Лешке казалось, что и лопата у него в руках раскалена и обжигает до волдырей. Дымная гарь забила легкие. Мошкара, выброшенная огнем из леса, упала на людей невиданными тучами. Эта мразь залепляла нос, глаза, уши и жгла, жгла исступленно, неистово.
Лешку удивил Гулявый. Этот одноглазый черт, похоже, начисто потерял страх. Он лез в самое пекло, не обращая внимания ни на адский жар, ни на падающие деревья, которые могли и придавить его, и заживо испечь. Он всюду поспевал, его решения и распоряжения были предельно точны и быстры, он выдавал их, как выстреливал...
А руки немели, и голова кружилась, и земля покачивалась все сильнее...
Так они работали день, ночь и еще день. Хорошо, что Маныгин организовал подвозку еды и питья. Впрочем, на еду было наплевать — она казалась противной и не лезла в рот. А вот пить хотелось здорово все время. Вусмерть хотелось.
У Лешки и сейчас во рту было сухо и противно горько. Дым пропитал его, казалось, всего. Голова была свинцовой. Ребята хоть поспали последнюю ночь. А Лешка провел ее за машинкой вместе с Маныгиным: срочные бумаги в главк. Под утро Маныгин начал мечтательно прицокивать языком: «Ах, черт, вот бы кофе выпить, а? Замечательный, Леша, напиток — кофе».— «Так ведь нету, Анатолий Васильич».— «В том-то и дело, что нету. Был бы, так, может, и не таким уж замечательным показался». И весь день повторял: «Ах, черт, вот бы кофе». Однако Маныгину что? Он двужильный, трехжильный, пяти... И сейчас — секретаря своего отпустил, а сам будет вести заседание штаба. У него закон: раз надо...
А. спать Лешке вдруг расхотелось. Выйдя из палатки, он прошел вдоль вагончиков — их прибавилось: поставили новые для пополнения. За вкопанным в землю самодельным столом собрались самые заядлые доминошники; остальные разбрелись кто куда, в основном — спать.
— Эй, канцелярия,— окликнул Антоха,— забьем?
— Не,— сказал Лешка и пошел дальше.
— Начнем, товарищи,— вслед ему громко произнес динамик голосом Маныгина: поселочек Слава Новиков наконец радиофицировал полностью, и разговоры на заседаниях штаба могли теперь слушать все. Иногда заседавшие отключали микрофон.

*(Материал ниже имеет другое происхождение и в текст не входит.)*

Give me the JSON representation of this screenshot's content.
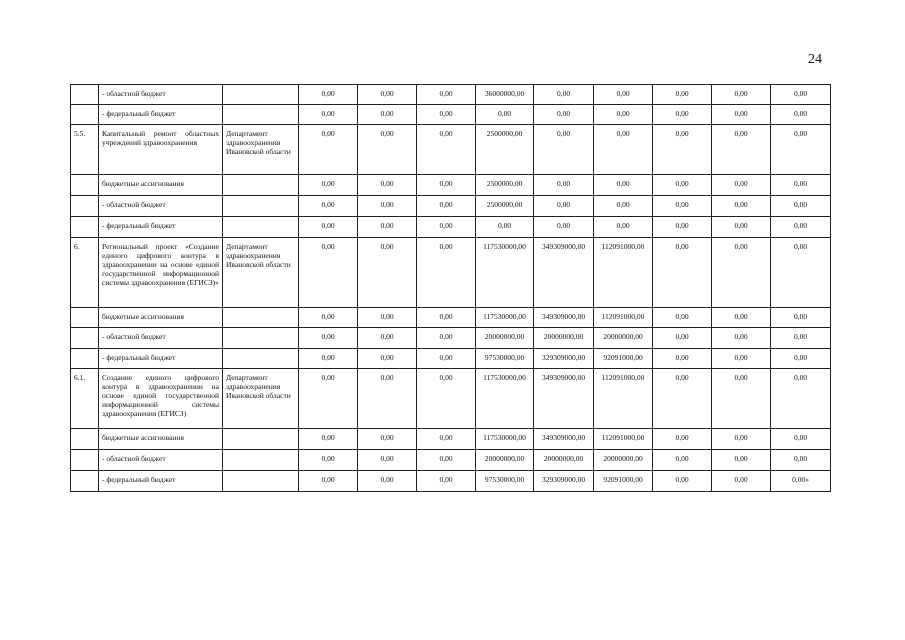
{
  "page_number": "24",
  "rows": [
    {
      "code": "",
      "name": "- областной бюджет",
      "executor": "",
      "values": [
        "0,00",
        "0,00",
        "0,00",
        "36000000,00",
        "0,00",
        "0,00",
        "0,00",
        "0,00",
        "0,00"
      ]
    },
    {
      "code": "",
      "name": "- федеральный бюджет",
      "executor": "",
      "values": [
        "0,00",
        "0,00",
        "0,00",
        "0,00",
        "0,00",
        "0,00",
        "0,00",
        "0,00",
        "0,00"
      ]
    },
    {
      "code": "5.5.",
      "name": "Капитальный ремонт областных учреждений здравоохранения",
      "executor": "Департамент здравоохранения Ивановской области",
      "values": [
        "0,00",
        "0,00",
        "0,00",
        "2500000,00",
        "0,00",
        "0,00",
        "0,00",
        "0,00",
        "0,00"
      ]
    },
    {
      "code": "",
      "name": "бюджетные ассигнования",
      "executor": "",
      "values": [
        "0,00",
        "0,00",
        "0,00",
        "2500000,00",
        "0,00",
        "0,00",
        "0,00",
        "0,00",
        "0,00"
      ]
    },
    {
      "code": "",
      "name": "- областной бюджет",
      "executor": "",
      "values": [
        "0,00",
        "0,00",
        "0,00",
        "2500000,00",
        "0,00",
        "0,00",
        "0,00",
        "0,00",
        "0,00"
      ]
    },
    {
      "code": "",
      "name": "- федеральный бюджет",
      "executor": "",
      "values": [
        "0,00",
        "0,00",
        "0,00",
        "0,00",
        "0,00",
        "0,00",
        "0,00",
        "0,00",
        "0,00"
      ]
    },
    {
      "code": "6.",
      "name": "Региональный проект «Создание единого цифрового контура в здравоохранении на основе единой государственной информационной системы здравоохранения (ЕГИСЗ)»",
      "executor": "Департамент здравоохранения Ивановской области",
      "values": [
        "0,00",
        "0,00",
        "0,00",
        "117530000,00",
        "349309000,00",
        "112091000,00",
        "0,00",
        "0,00",
        "0,00"
      ]
    },
    {
      "code": "",
      "name": "бюджетные ассигнования",
      "executor": "",
      "values": [
        "0,00",
        "0,00",
        "0,00",
        "117530000,00",
        "349309000,00",
        "112091000,00",
        "0,00",
        "0,00",
        "0,00"
      ]
    },
    {
      "code": "",
      "name": "- областной бюджет",
      "executor": "",
      "values": [
        "0,00",
        "0,00",
        "0,00",
        "20000000,00",
        "20000000,00",
        "20000000,00",
        "0,00",
        "0,00",
        "0,00"
      ]
    },
    {
      "code": "",
      "name": "- федеральный бюджет",
      "executor": "",
      "values": [
        "0,00",
        "0,00",
        "0,00",
        "97530000,00",
        "329309000,00",
        "92091000,00",
        "0,00",
        "0,00",
        "0,00"
      ]
    },
    {
      "code": "6.1.",
      "name": "Создание единого цифрового контура в здравоохранении на основе единой государственной информационной системы здравоохранения (ЕГИСЗ)",
      "executor": "Департамент здравоохранения Ивановской области",
      "values": [
        "0,00",
        "0,00",
        "0,00",
        "117530000,00",
        "349309000,00",
        "112091000,00",
        "0,00",
        "0,00",
        "0,00"
      ]
    },
    {
      "code": "",
      "name": "бюджетные ассигнования",
      "executor": "",
      "values": [
        "0,00",
        "0,00",
        "0,00",
        "117530000,00",
        "349309000,00",
        "112091000,00",
        "0,00",
        "0,00",
        "0,00"
      ]
    },
    {
      "code": "",
      "name": "- областной бюджет",
      "executor": "",
      "values": [
        "0,00",
        "0,00",
        "0,00",
        "20000000,00",
        "20000000,00",
        "20000000,00",
        "0,00",
        "0,00",
        "0,00"
      ]
    },
    {
      "code": "",
      "name": "- федеральный бюджет",
      "executor": "",
      "values": [
        "0,00",
        "0,00",
        "0,00",
        "97530000,00",
        "329309000,00",
        "92091000,00",
        "0,00",
        "0,00",
        "0,00»"
      ]
    }
  ]
}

Тогда желающие могли подойти к полотняной стенке палатки и опять таки слушать.
— Начнем,— с воодушевлением поддержал Маныгина Антоха и крепко ударил по столешнице.
— В повестке дня у нас сегодня...— продолжал динамик, но Лешка больше не прислушивался, повестка дня была ему известна.
Он направился к тропинке Мужества. Так окрестили они путь, проложенный через болото от вагончиков к строительной площадке, чтобы не топать в обход. Сначала действительно нужно было мужество, чтобы пробираться, прыгая, по трясине от кочки к кочке, от одного деревца к другому. Позднее на тропинку понабросали досок и бревен, и сейчас идти по ней было не так уж трудно. Вот завтра воскресник — будут ладить настоящий тротуар. Потом освещение проведут. Потом дренажными канавами осушат болото. Потом, потом... сколько еще дел впереди?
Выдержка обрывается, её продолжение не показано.